TWO retailers and a leisure operator will open at Swansea’s former Debenhams store next year, council chiefs have said.
The high street retailers will trade from subdivided units on the ground floor with the leisure venture on the floors above.
Their identities have not been made public yet by the council, which bought the empty Quadrant Shopping Centre store two years ago.
However a report before cabinet has confirmed that three new tenants have been secured and leases were due to be completed shortly.
Cabinet members will hear more about a programme of work to reconfigure and refurbish the building in readiness for its new occupiers.
The report said there was an element of urgency and cabinet will be asked to ensure funding is made available.
It said: “If commitment is not provided at the time of this report to complete the scheme then there is a significant risk that the current lettings will not proceed. Retail and leisure operators require certainty of delivery to commit resources to new locations.”
The report said the four-storey building was expected to be ready for fit-out by the tenants this autumn ahead of doors opening to customers early in 2026.
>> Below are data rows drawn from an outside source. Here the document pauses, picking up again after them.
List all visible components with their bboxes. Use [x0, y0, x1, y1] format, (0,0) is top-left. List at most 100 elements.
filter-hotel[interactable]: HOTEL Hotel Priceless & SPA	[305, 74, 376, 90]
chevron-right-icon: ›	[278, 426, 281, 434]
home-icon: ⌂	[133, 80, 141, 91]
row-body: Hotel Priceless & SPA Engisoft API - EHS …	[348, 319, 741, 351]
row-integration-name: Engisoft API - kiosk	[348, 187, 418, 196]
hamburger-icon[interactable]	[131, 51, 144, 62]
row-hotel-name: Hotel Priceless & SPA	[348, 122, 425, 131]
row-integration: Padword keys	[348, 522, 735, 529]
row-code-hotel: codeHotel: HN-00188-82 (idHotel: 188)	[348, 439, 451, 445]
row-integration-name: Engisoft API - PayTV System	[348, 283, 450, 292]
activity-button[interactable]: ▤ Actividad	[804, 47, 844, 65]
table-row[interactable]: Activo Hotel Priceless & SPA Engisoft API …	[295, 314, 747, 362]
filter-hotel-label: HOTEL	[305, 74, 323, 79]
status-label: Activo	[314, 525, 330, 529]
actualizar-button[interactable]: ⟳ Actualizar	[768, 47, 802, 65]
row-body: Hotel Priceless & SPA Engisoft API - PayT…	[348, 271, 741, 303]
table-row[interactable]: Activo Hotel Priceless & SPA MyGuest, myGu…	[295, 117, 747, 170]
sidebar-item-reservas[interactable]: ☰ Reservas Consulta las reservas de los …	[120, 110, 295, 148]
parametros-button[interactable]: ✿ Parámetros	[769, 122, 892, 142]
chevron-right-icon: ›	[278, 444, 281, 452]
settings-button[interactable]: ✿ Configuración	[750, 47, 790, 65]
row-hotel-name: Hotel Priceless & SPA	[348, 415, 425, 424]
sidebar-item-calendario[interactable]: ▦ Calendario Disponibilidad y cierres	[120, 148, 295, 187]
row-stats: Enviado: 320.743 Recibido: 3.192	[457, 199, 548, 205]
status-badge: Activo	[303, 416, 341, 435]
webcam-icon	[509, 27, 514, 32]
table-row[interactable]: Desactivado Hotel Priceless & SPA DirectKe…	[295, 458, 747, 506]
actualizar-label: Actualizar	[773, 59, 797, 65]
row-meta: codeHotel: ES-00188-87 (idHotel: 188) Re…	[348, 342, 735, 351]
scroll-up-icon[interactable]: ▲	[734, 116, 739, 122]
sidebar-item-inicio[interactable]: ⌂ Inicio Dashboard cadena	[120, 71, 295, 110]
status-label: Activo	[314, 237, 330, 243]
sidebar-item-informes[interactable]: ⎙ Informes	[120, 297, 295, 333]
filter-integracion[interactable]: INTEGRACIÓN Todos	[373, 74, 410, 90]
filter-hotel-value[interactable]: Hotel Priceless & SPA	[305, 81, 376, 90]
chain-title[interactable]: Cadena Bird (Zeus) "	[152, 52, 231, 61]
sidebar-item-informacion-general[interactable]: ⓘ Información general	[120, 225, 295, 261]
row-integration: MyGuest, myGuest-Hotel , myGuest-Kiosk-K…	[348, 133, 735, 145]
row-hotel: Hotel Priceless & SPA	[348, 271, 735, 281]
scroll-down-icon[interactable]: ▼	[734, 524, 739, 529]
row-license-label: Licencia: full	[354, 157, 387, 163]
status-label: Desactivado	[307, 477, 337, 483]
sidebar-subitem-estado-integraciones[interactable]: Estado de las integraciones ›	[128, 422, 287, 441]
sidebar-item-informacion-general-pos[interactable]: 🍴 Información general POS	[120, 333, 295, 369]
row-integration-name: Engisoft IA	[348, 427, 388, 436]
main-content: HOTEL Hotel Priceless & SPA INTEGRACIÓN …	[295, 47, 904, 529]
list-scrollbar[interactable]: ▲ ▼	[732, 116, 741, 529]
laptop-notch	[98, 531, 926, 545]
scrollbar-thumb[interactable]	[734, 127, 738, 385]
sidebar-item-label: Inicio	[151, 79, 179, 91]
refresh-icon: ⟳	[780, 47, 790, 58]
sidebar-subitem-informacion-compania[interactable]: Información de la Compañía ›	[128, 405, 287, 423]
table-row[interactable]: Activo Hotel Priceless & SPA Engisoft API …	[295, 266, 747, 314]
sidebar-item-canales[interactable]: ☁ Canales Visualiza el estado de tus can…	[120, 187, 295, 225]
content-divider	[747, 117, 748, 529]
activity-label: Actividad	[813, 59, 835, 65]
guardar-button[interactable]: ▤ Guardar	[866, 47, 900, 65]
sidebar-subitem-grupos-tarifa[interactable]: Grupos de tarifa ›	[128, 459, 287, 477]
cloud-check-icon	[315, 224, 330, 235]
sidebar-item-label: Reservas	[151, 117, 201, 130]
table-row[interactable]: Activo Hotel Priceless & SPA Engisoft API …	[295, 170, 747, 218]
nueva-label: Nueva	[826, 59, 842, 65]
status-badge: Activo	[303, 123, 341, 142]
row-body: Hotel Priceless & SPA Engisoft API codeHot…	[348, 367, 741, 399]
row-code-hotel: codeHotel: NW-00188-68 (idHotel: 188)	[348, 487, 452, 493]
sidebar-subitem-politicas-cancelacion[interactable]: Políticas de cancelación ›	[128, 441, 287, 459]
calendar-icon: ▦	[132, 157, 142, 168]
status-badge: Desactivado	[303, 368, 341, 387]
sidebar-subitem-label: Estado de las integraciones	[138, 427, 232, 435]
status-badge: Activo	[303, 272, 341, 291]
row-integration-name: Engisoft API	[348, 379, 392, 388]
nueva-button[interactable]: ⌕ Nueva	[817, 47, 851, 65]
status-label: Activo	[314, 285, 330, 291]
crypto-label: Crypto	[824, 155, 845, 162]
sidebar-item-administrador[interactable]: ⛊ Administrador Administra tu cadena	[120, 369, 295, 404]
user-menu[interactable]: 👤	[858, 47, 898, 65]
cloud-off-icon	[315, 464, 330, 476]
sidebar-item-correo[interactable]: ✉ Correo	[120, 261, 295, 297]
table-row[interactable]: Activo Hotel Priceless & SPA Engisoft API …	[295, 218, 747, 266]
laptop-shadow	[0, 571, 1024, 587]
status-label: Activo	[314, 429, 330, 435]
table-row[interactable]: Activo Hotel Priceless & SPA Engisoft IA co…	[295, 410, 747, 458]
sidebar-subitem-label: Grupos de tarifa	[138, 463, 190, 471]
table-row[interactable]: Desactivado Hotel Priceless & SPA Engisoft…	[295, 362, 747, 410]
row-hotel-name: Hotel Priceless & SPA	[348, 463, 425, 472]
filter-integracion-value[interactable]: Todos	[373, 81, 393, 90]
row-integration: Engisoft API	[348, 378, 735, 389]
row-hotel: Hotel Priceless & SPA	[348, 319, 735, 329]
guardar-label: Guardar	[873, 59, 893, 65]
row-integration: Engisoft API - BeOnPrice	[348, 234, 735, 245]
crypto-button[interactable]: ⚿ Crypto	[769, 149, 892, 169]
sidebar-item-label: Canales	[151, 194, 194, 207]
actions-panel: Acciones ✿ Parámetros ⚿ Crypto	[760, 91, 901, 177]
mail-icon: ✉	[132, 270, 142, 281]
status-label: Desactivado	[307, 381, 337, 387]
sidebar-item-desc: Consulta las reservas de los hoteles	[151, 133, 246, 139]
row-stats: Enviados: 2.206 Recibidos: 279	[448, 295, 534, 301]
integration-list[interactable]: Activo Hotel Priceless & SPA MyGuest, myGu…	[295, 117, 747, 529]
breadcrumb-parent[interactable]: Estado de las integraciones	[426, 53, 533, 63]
Speaking ahead of next Thursday’s cabinet meeting council leader Rob Stewart said: “We know how important the former Debenhams building is for local people and city centre businesses.
“That’s why we’ve been working tirelessly to attract retail and leisure tenants and reach a stage where refurbishment work can take place to prepare the building for occupation once again.”
The former Debenhams anchor store closed in 2021 when the company went into administration. The council bought it backed by £2.85m of Welsh Government funding. The purchase price was £3.15m with a further sum of just over £100,000 spent on professional fees and roof repairs.
In January last year Cllr Stewart said further support from Cardiff Bay had been provided to help reconfigure the building, taking the total Welsh Government funding to £4.5m.
The council is liable for business rates, insurance costs, and a Swansea BID (business improvement district) levy, which totalled just over £502,000 up until the end of March this year. The figure would have been considerably higher had a rateable value reassessment of the building not taken place.
It’s not clear how much the work to prepare the building for use will cost but the investment, said the cabinet report, was expected to be recovered over the lifetime of the lease.
The council owns the freehold of Quadrant Shopping Centre. A local company called Centurion took over a long lease from the previous lessee last year. Centurion has been credited with breathing new life into Swansea’s Parc Tawe retail park and said it planned to put the Quadrant, whose tenants including WHSmith, Boots, HMV, Goldsmiths and Superdry, back at the heart of the city centre.
Speaking last August Adam Gibbons, a Centurion executive, said: “We’d like to focus on increasing the footfall here and it’s about how we do that.
“On the surface, for the time being, things will look the same but in the background there’s going to be a lot of discussions. It will be a very busy few months. We don’t want to rush into it but at the same time we don’t want to sit on it for a year with nothing happening. We want to push things.”
Referring to the prospect of an occupied former Debenhams store he said: “That, in itself, is going to have a major impact not just on the Quadrant but the entire city.”